Di negara berkembang seperti di Indonesia, suatu kebijakan publik memiliki ruang lingkup yang hierarkis, baik lokal, nasional, regional, maupun bahkan internasional.

 

Masyarakat Sebagai Kunci Keberhasilan dan Penghambat Kebijakan

Kebijakan publik yang kompleks dan multidisiplin seringkali gagal mewujudkan tujuannya dalam masyarakat. Dalam konteks kebijakan Terkait COVID-19, sebelumnya pemerintah Indonesia tidak memiliki kebijakan yang memadai dalam wabah. 

Undang-Undang Nomor 24 Tahun 2007 tentang Penanggulangan Bencana dan Undang-Undang nomor 6 tahun 2018 tentang Karantina Kesehatan dinilai tidak mampu mengakomodir respon kebijakan saat ini diperlukan. Situasi ini akhirnya menimbulkan krisis kebijakan, hingga akhirnya pemerintah Indonesia mengeluarkan peraturan teknis. 

Dunia berada di tengah pandemi paling parah dalam sejarah peradaban manusia dan memiliki efek yang belum pernah terjadi sebelumnya. Efeknya jauh melampaui sistem. Ini memiliki efek di setiap sektor masyarakat, yaitu ekonomi, teknis, dan sistem sosial seperti agama, pendidikan, pola kerja dan komunikasi sosial. 

Menurut WHO, penyebaran COVID-19 bisa dihambat dengan deteksi dini, isolasi, dan pengobatan yang efektif dan pelacakan kontak pasien. Cina sebagai negara awal di episentrum penyebaran COVID-19 melakukan karantina wilayah atau lockdown selama beberapa bulan untuk menekan penyebaran wabah virus corona.

Pemerintah Indonesia mengeluarkan berbagai kebijakan dalam penanganan penyebaran kasus COVID-19. Padahal respon awal pemerintah Indonesia kurang baik, dan ada krisis kebijakan, beberapa kebijakan terkait langsung dengan penanganan COVID-19, antara lain physical distancing dan Pembatasan Sosial Berskala Besar (PSBB). 

Selain itu, beberapa kebijakan yang mengakibatkan dampak sosial ekonomi. Ini menunjukkan bahwa beberapa kebijakan yang dibuat oleh pemerintah tidak efektif dalam menekan jumlah Kasus COVID-19, karena jenis kebijakannya lebih top-down. Masyarakat menjadi sasaran kelompok kebijakan dan itu kurang dapat diterima oleh mereka. 

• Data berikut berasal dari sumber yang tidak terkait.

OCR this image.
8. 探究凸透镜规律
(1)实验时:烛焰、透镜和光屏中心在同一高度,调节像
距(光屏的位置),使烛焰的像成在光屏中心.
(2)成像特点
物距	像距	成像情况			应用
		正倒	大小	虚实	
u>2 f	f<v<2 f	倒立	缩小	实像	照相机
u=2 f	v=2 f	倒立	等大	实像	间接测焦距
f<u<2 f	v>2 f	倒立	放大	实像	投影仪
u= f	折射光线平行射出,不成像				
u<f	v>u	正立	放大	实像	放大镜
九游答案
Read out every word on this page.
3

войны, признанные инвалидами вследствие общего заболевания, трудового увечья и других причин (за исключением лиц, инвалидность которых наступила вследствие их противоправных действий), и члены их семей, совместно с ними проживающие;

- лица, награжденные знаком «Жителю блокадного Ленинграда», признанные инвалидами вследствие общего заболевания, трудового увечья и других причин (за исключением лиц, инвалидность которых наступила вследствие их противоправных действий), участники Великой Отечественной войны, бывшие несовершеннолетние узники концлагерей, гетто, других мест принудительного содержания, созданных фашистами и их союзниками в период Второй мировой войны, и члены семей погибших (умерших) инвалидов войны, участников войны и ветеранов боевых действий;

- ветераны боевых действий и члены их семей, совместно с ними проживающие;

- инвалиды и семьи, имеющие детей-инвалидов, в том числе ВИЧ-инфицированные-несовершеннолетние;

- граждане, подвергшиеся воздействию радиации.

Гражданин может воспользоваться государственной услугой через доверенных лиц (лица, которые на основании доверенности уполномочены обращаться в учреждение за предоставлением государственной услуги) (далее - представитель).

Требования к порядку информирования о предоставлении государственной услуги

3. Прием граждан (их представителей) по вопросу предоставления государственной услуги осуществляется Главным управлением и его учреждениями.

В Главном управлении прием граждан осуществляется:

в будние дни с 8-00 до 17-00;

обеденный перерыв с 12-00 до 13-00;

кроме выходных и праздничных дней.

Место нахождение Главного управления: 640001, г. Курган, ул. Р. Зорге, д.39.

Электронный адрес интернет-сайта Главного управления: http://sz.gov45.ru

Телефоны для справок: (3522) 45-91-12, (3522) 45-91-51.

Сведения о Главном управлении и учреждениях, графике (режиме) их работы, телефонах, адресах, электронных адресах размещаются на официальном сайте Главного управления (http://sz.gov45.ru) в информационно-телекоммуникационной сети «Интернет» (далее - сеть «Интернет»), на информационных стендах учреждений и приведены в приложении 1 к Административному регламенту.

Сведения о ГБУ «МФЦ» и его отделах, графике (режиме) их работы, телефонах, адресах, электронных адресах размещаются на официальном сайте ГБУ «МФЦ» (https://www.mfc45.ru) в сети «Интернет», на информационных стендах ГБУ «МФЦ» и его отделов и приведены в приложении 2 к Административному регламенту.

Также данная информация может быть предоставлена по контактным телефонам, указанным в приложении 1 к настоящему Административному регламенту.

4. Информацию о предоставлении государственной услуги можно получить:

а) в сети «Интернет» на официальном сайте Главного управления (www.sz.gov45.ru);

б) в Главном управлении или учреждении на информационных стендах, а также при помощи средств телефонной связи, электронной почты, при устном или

Artinya, dalam hal Penanganan COVID-19 di Indonesia, masyarakat dapat menjadi penentu keberhasilan atau kegagalan dalam penanganan COVID-19. Krisis kebijakan di awal penanganan COVID-19 menyebabkan kelalaian masyarakat. 

Selain itu, dalam menyikapi COVID-19, pengambil kebijakan perlu memperhatikan karakteristik masyarakat dan terlibat dalam semua tahapan kebijakan sehingga dapat meningkatkan tingkat penerimaan di masyarakat. Konsisten dengan keadaan adalah sebagai upaya untuk meminimalkan dampak sosial ekonomi pada masyarakat. 

Ini bukan berarti bahwa negara berkembang lainnya harus mengadopsi kebijakan yang sama seperti Indonesia, termasuk kebijakan jaga jarak sosial. Masyarakat merupakan subyek yang menentukan berhasil tidaknya suatu kebijakan dalam mencapai tujuan.